The next change is when the leaves start falling from the trees and our focus shifts toward the forest: the cornucopia of mushrooms, nuts, and berries, coupled with the best of the game. During the end of September, October, November, and December the menu again condenses, maybe organized around whichever game animal might be the centerpiece of the meal. A teal for two, a goose for six, perhaps a leg of moose for eight, and anything in between. Every slice carefully cooked and considered, the innards, each cut of meat, the skin.

And that’s the flow of the year. A true reflection of the landscape at that moment, the unique flavor of that point in time. Three distinct seasons, with a myriad of microseasons within each of them.

It took us a while to figure this all out. Like I said, we’ve been planning for the change for years. That’s why it’s great for me to announce that at the end of December 2016, we will run our last service at Noma.

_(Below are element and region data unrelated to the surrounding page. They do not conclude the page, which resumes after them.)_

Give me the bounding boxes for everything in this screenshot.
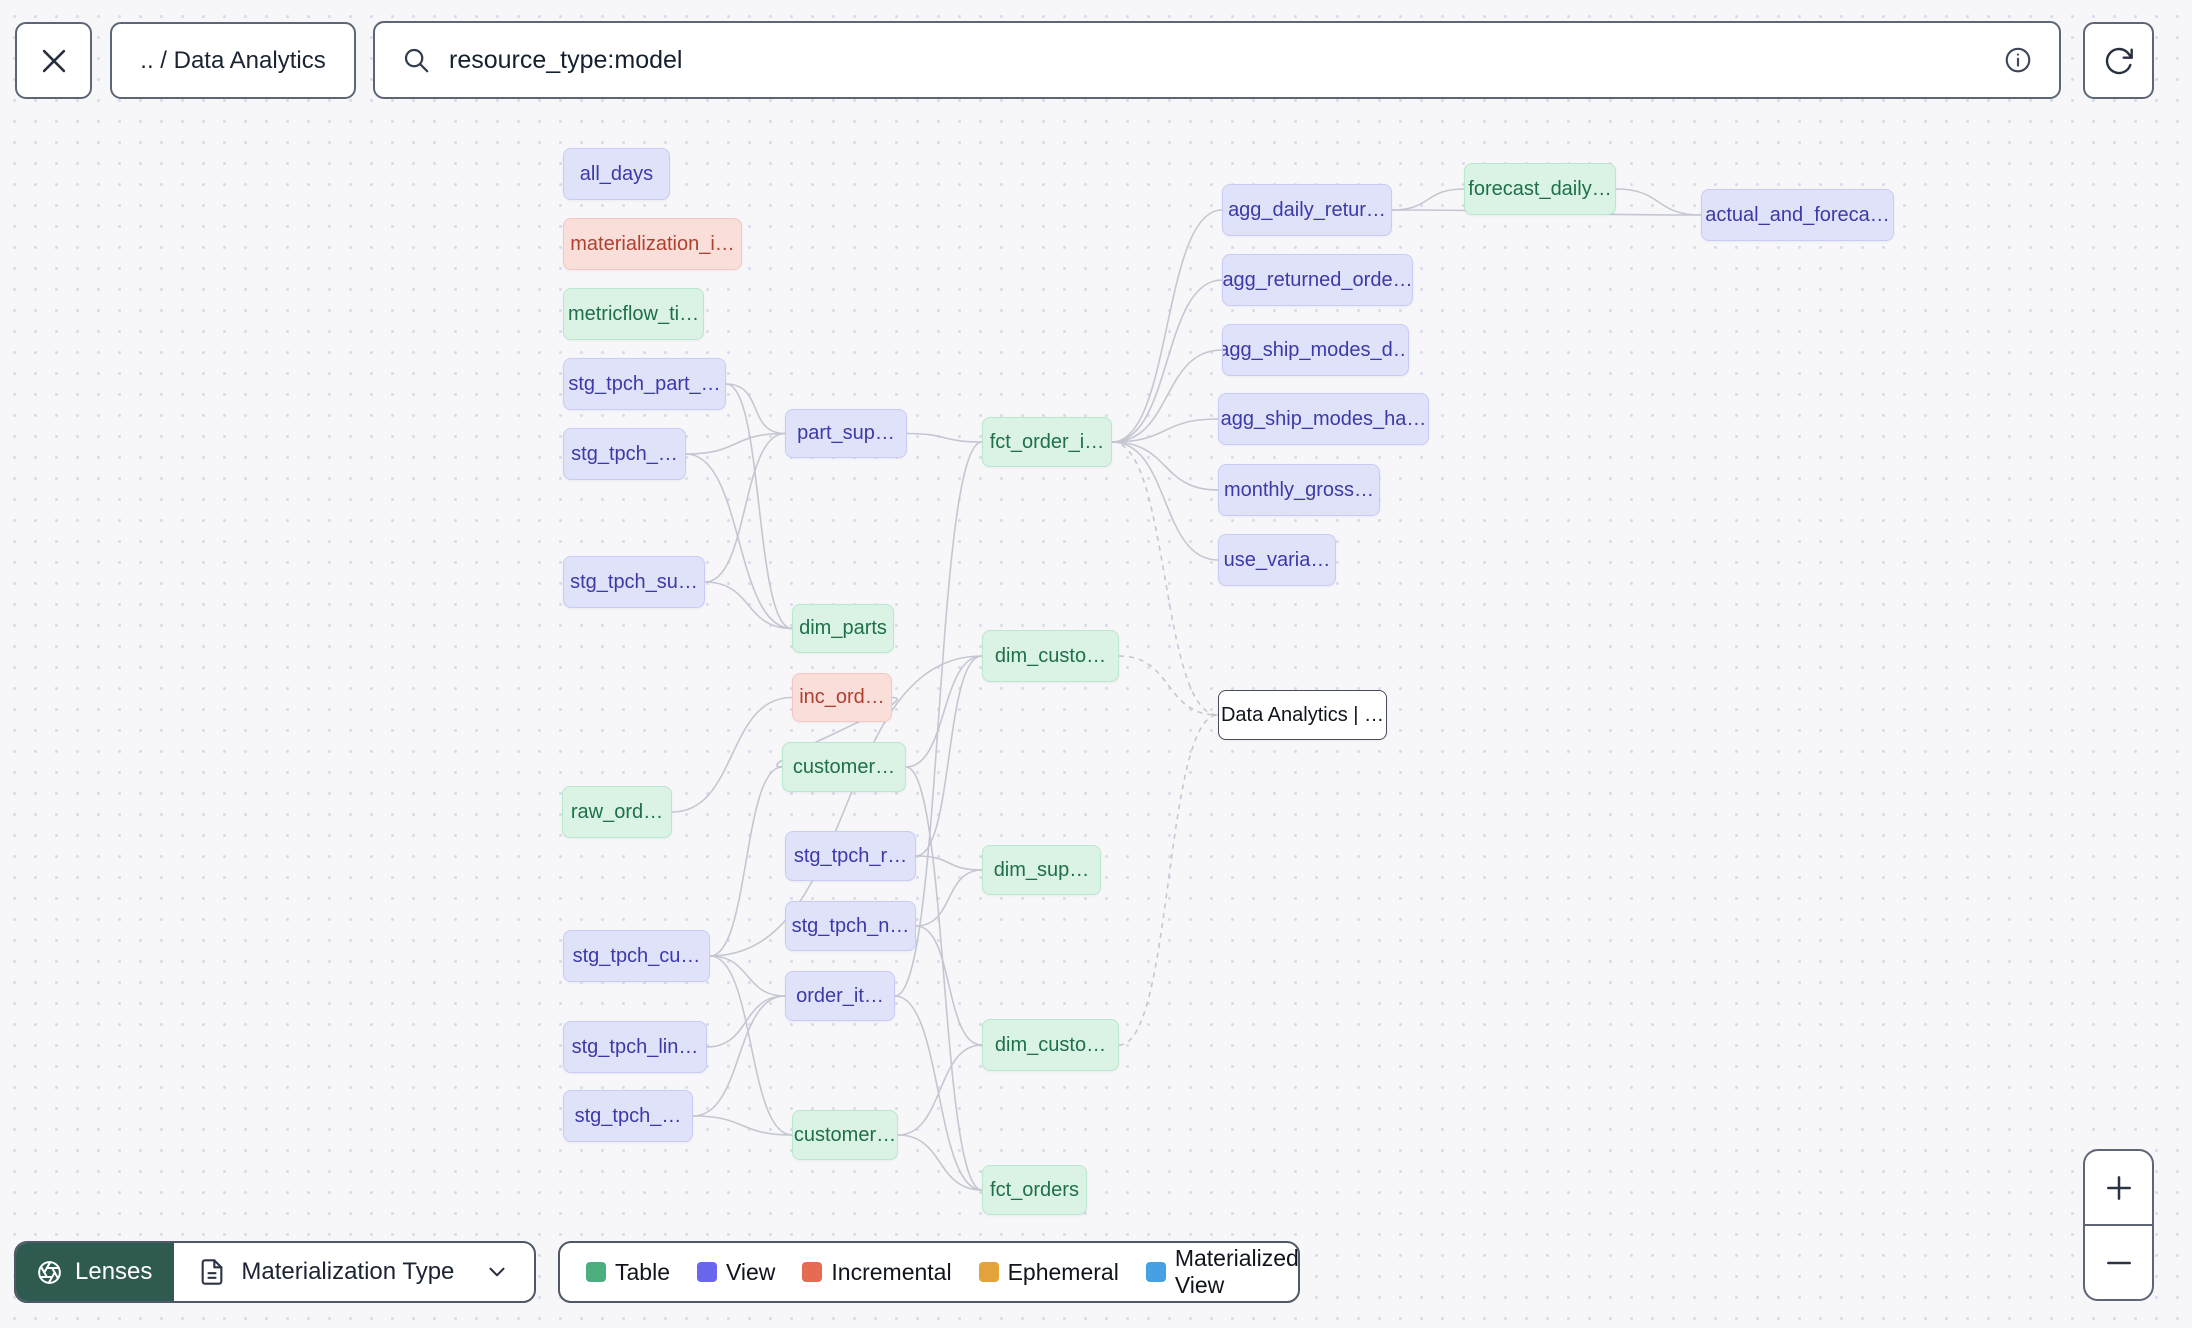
edge-fct_order_i-to-agg_returned_orde <box>1111 279 1223 443</box>
edge-customer_b-to-fct_orders <box>897 1134 983 1191</box>
edge-stg_tpch_part-to-part_sup <box>725 383 786 435</box>
plus-icon <box>2106 1175 2131 1200</box>
search-icon <box>404 48 429 73</box>
edge-fct_order_i-to-data_analytics <box>1111 441 1219 716</box>
legend-item-view: View <box>696 1258 776 1286</box>
node-data_analytics[interactable]: Data Analytics | … <box>1218 690 1387 740</box>
legend-swatch <box>1145 1262 1166 1282</box>
node-raw_ord[interactable]: raw_ord… <box>562 786 672 838</box>
node-stg_tpch_su[interactable]: stg_tpch_su… <box>563 556 705 608</box>
legend-label: Incremental <box>831 1258 952 1285</box>
refresh-button[interactable] <box>2083 22 2154 99</box>
legend-swatch <box>978 1262 999 1282</box>
legend-swatch <box>586 1262 606 1282</box>
node-part_sup[interactable]: part_sup… <box>785 409 907 458</box>
node-customer_t[interactable]: customer… <box>782 742 906 792</box>
edge-stg_tpch_cu-to-customer_b <box>709 955 793 1136</box>
edge-customer_b-to-dim_custo_b <box>897 1044 983 1136</box>
edge-agg_daily_retur-to-forecast_daily <box>1391 188 1465 211</box>
legend-label: Ephemeral <box>1007 1258 1119 1285</box>
materialization-legend: Table View Incremental Ephemeral Materialize… <box>558 1241 1300 1303</box>
chevron-down-icon <box>489 1267 505 1277</box>
legend-swatch <box>696 1262 717 1282</box>
breadcrumb[interactable]: .. / Data Analytics <box>110 22 356 99</box>
node-dim_custo_b[interactable]: dim_custo… <box>982 1019 1119 1071</box>
zoom-out-button[interactable] <box>2085 1226 2152 1299</box>
breadcrumb-label: .. / Data Analytics <box>140 46 326 74</box>
lenses-label: Lenses <box>75 1258 153 1285</box>
info-icon[interactable] <box>2003 45 2033 75</box>
legend-item-incremental: Incremental <box>802 1258 952 1286</box>
edge-stg_tpch_lin-to-order_it <box>706 995 786 1048</box>
legend-swatch <box>802 1262 823 1282</box>
node-fct_orders[interactable]: fct_orders <box>982 1165 1087 1215</box>
node-stg_tpch_a[interactable]: stg_tpch_… <box>563 428 686 480</box>
node-agg_returned_orde[interactable]: agg_returned_orde… <box>1222 254 1413 306</box>
edge-fct_order_i-to-use_varia <box>1111 441 1219 561</box>
minus-icon <box>2106 1261 2131 1264</box>
edge-part_sup-to-fct_order_i <box>906 432 983 443</box>
node-customer_b[interactable]: customer… <box>792 1110 898 1160</box>
legend-item-materialized-view: Materialized View <box>1145 1245 1299 1299</box>
node-fct_order_i[interactable]: fct_order_i… <box>982 417 1112 467</box>
node-agg_daily_retur[interactable]: agg_daily_retur… <box>1222 184 1392 236</box>
edge-dim_custo_b-to-data_analytics <box>1118 714 1219 1046</box>
edge-customer_t-to-fct_orders <box>905 766 983 1191</box>
node-dim_parts[interactable]: dim_parts <box>792 604 894 653</box>
node-monthly_gross[interactable]: monthly_gross… <box>1218 464 1380 516</box>
node-use_varia[interactable]: use_varia… <box>1218 534 1336 586</box>
edge-fct_order_i-to-monthly_gross <box>1111 441 1219 491</box>
node-stg_tpch_part[interactable]: stg_tpch_part_… <box>563 358 726 410</box>
edge-stg_tpch_n-to-dim_custo_b <box>915 925 983 1046</box>
legend-label: Table <box>615 1258 670 1285</box>
node-stg_tpch_b[interactable]: stg_tpch_… <box>563 1090 693 1142</box>
lineage-canvas: all_days materialization_i… metricflow_ti…… <box>0 0 2192 1328</box>
node-agg_ship_modes_d[interactable]: agg_ship_modes_d… <box>1222 324 1409 376</box>
edge-dim_custo_t-to-data_analytics <box>1118 655 1219 716</box>
edge-fct_order_i-to-agg_daily_retur <box>1111 209 1223 443</box>
close-icon <box>42 49 65 72</box>
node-metricflow_ti[interactable]: metricflow_ti… <box>563 288 704 340</box>
node-materialization_i[interactable]: materialization_i… <box>563 218 742 270</box>
search-bar[interactable] <box>373 21 2061 99</box>
node-forecast_daily[interactable]: forecast_daily… <box>1464 163 1616 215</box>
lens-selector-label: Materialization Type <box>241 1258 455 1285</box>
edge-stg_tpch_a-to-part_sup <box>685 432 786 455</box>
close-button[interactable] <box>15 22 92 99</box>
node-stg_tpch_lin[interactable]: stg_tpch_lin… <box>563 1021 707 1073</box>
legend-label: Materialized View <box>1174 1245 1299 1298</box>
node-actual_and_foreca[interactable]: actual_and_foreca… <box>1701 189 1894 241</box>
legend-item-ephemeral: Ephemeral <box>978 1258 1119 1286</box>
node-all_days[interactable]: all_days <box>563 148 670 200</box>
edge-raw_ord-to-inc_ord <box>671 696 793 813</box>
node-stg_tpch_n[interactable]: stg_tpch_n… <box>785 901 916 951</box>
refresh-icon <box>2105 47 2133 74</box>
aperture-icon <box>38 1260 61 1284</box>
edge-fct_order_i-to-agg_ship_modes_d <box>1111 349 1223 443</box>
node-dim_sup[interactable]: dim_sup… <box>982 845 1101 895</box>
edge-fct_order_i-to-agg_ship_modes_ha <box>1111 418 1219 443</box>
lenses-button[interactable]: Lenses <box>16 1243 175 1301</box>
search-input[interactable] <box>449 45 1985 75</box>
edge-stg_tpch_b-to-customer_b <box>692 1115 793 1136</box>
edge-stg_tpch_cu-to-customer_t <box>709 766 783 957</box>
node-agg_ship_modes_ha[interactable]: agg_ship_modes_ha… <box>1218 393 1429 445</box>
lenses-control: Lenses Materialization Type <box>14 1241 536 1303</box>
node-inc_ord[interactable]: inc_ord… <box>792 673 892 722</box>
edge-forecast_daily-to-actual_and_foreca <box>1615 188 1702 216</box>
zoom-controls <box>2083 1149 2154 1301</box>
node-stg_tpch_r[interactable]: stg_tpch_r… <box>785 831 916 881</box>
node-stg_tpch_cu[interactable]: stg_tpch_cu… <box>563 930 710 982</box>
edge-stg_tpch_su-to-dim_parts <box>704 581 793 630</box>
node-order_it[interactable]: order_it… <box>785 971 895 1021</box>
legend-label: View <box>725 1258 776 1285</box>
zoom-in-button[interactable] <box>2085 1151 2152 1226</box>
edge-stg_tpch_cu-to-order_it <box>709 955 786 997</box>
lens-selector-dropdown[interactable]: Materialization Type <box>174 1243 534 1301</box>
legend-item-table: Table <box>586 1259 670 1286</box>
node-dim_custo_t[interactable]: dim_custo… <box>982 630 1119 682</box>
file-text-icon <box>202 1259 223 1285</box>
edge-customer_t-to-dim_custo_t <box>905 655 983 768</box>
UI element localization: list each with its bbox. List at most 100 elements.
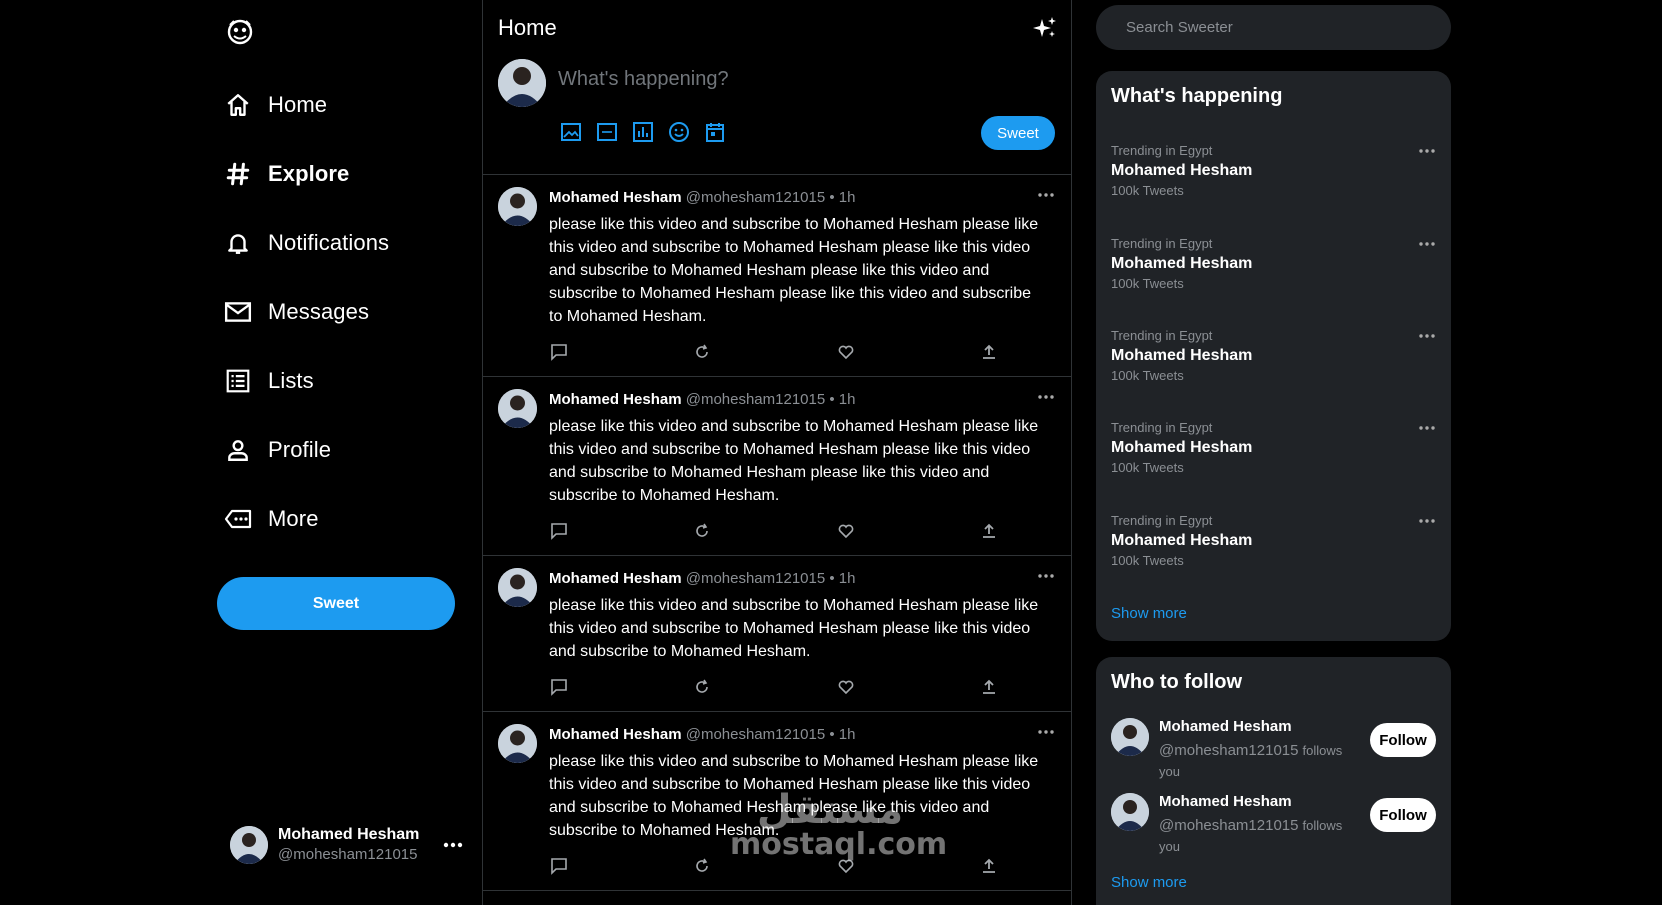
nav-label: More [268,505,319,531]
tweet-author-name: Mohamed Hesham [549,726,682,743]
nav-item-more[interactable]: More [210,484,480,553]
reply-icon[interactable] [549,521,569,541]
follow-button[interactable]: Follow [1370,723,1436,757]
nav-label: Notifications [268,229,390,255]
tweet-header: Mohamed Hesham @mohesham121015 • 1h [549,391,855,408]
avatar [498,59,546,107]
reply-icon[interactable] [549,856,569,876]
like-icon[interactable] [836,677,856,697]
trend-name: Mohamed Hesham [1111,162,1253,179]
nav-item-messages[interactable]: Messages [210,277,480,346]
retweet-icon[interactable] [692,856,712,876]
tweet-time: • 1h [829,391,856,408]
gif-icon[interactable] [596,118,632,146]
panel-title: Who to follow [1111,671,1243,693]
sweet-button[interactable]: Sweet [217,577,455,630]
composer-toolbar [560,118,740,146]
avatar [1111,718,1149,756]
tweet[interactable]: Mohamed Hesham @mohesham121015 • 1h plea… [483,175,1071,377]
compose-input[interactable] [558,68,1038,91]
reply-icon[interactable] [549,342,569,362]
account-handle: @mohesham121015 [278,846,418,863]
more-dots-icon[interactable] [1037,572,1055,580]
nav-item-lists[interactable]: Lists [210,346,480,415]
trend-item[interactable]: Trending in Egypt Mohamed Hesham 100k Tw… [1111,236,1436,298]
trend-item[interactable]: Trending in Egypt Mohamed Hesham 100k Tw… [1111,513,1436,575]
nav-item-profile[interactable]: Profile [210,415,480,484]
account-switcher[interactable]: Mohamed Hesham @mohesham121015 [230,822,470,868]
show-more-link[interactable]: Show more [1111,874,1187,891]
trend-name: Mohamed Hesham [1111,255,1253,272]
more-dots-icon[interactable] [1418,518,1436,524]
emoji-icon[interactable] [668,118,704,146]
trend-count: 100k Tweets [1111,183,1184,198]
nav-item-home[interactable]: Home [210,70,480,139]
you-label: you [1159,764,1180,779]
share-icon[interactable] [979,856,999,876]
more-dots-icon[interactable] [1037,393,1055,401]
tweet[interactable]: Mohamed Hesham @mohesham121015 • 1h plea… [483,377,1071,556]
follow-button[interactable]: Follow [1370,798,1436,832]
tweet[interactable]: Mohamed Hesham @mohesham121015 • 1h plea… [483,712,1071,891]
avatar [498,389,537,428]
trend-item[interactable]: Trending in Egypt Mohamed Hesham 100k Tw… [1111,328,1436,390]
trend-category: Trending in Egypt [1111,143,1213,158]
more-dots-icon[interactable] [1418,241,1436,247]
follow-suggestion[interactable]: Mohamed Hesham @mohesham121015 follows yo… [1111,793,1436,861]
who-to-follow-panel: Who to follow Mohamed Hesham @mohesham12… [1096,657,1451,905]
suggestion-subtitle: @mohesham121015 follows you [1159,815,1359,857]
nav-label: Messages [268,298,370,324]
share-icon[interactable] [979,342,999,362]
follow-suggestion[interactable]: Mohamed Hesham @mohesham121015 follows yo… [1111,718,1436,786]
poll-icon[interactable] [632,118,668,146]
show-more-link[interactable]: Show more [1111,605,1187,622]
image-icon[interactable] [560,118,596,146]
feed-header: Home [483,0,1071,56]
tweet-composer: Sweet [483,56,1071,175]
share-icon[interactable] [979,677,999,697]
nav-label: Home [268,91,328,117]
home-icon [224,91,252,119]
more-dots-icon[interactable] [1418,425,1436,431]
avatar [1111,793,1149,831]
trend-category: Trending in Egypt [1111,236,1213,251]
main-nav: Home Explore Notifications Messages List… [210,70,480,553]
tweet-author-name: Mohamed Hesham [549,391,682,408]
tweet-text: please like this video and subscribe to … [549,753,1039,839]
sparkle-icon[interactable] [1033,16,1057,40]
trend-item[interactable]: Trending in Egypt Mohamed Hesham 100k Tw… [1111,420,1436,482]
compose-sweet-button[interactable]: Sweet [981,116,1055,150]
avatar [498,568,537,607]
tweet-time: • 1h [829,570,856,587]
nav-label: Profile [268,436,332,462]
reply-icon[interactable] [549,677,569,697]
main-feed: Home Sweet [482,0,1072,905]
tweet-actions [549,856,999,876]
retweet-icon[interactable] [692,342,712,362]
more-dots-icon[interactable] [1418,148,1436,154]
avatar [498,724,537,763]
trend-name: Mohamed Hesham [1111,439,1253,456]
more-dots-icon[interactable] [1418,333,1436,339]
share-icon[interactable] [979,521,999,541]
search-input[interactable] [1096,5,1451,50]
follows-label: follows [1302,818,1343,833]
more-dots-icon[interactable] [1037,191,1055,199]
suggestion-handle: @mohesham121015 [1159,742,1299,759]
twitter-bird-icon[interactable] [225,17,255,47]
schedule-icon[interactable] [704,118,740,146]
more-dots-icon[interactable] [1037,728,1055,736]
retweet-icon[interactable] [692,677,712,697]
more-dots-icon[interactable] [441,838,465,852]
tweet[interactable]: Mohamed Hesham @mohesham121015 • 1h plea… [483,556,1071,712]
retweet-icon[interactable] [692,521,712,541]
avatar [498,187,537,226]
like-icon[interactable] [836,856,856,876]
page-title: Home [498,15,557,40]
nav-item-notifications[interactable]: Notifications [210,208,480,277]
like-icon[interactable] [836,342,856,362]
tweet-time: • 1h [829,726,856,743]
trend-item[interactable]: Trending in Egypt Mohamed Hesham 100k Tw… [1111,143,1436,205]
nav-item-explore[interactable]: Explore [210,139,480,208]
like-icon[interactable] [836,521,856,541]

Because we are moving to an incredible new space as we continue to build our community and figure out what it means to be a cook in this region. To keep exploring food and flavor, in a new place where we can dream. A place where we can build a farm right in the city. Where we can grow our own food, a place where we can keep pushing.

We have spent the last twelve years trying to figure out what it means to be a chef in the Nordic region, and now we are ready to start that restaurant we have been practicing for.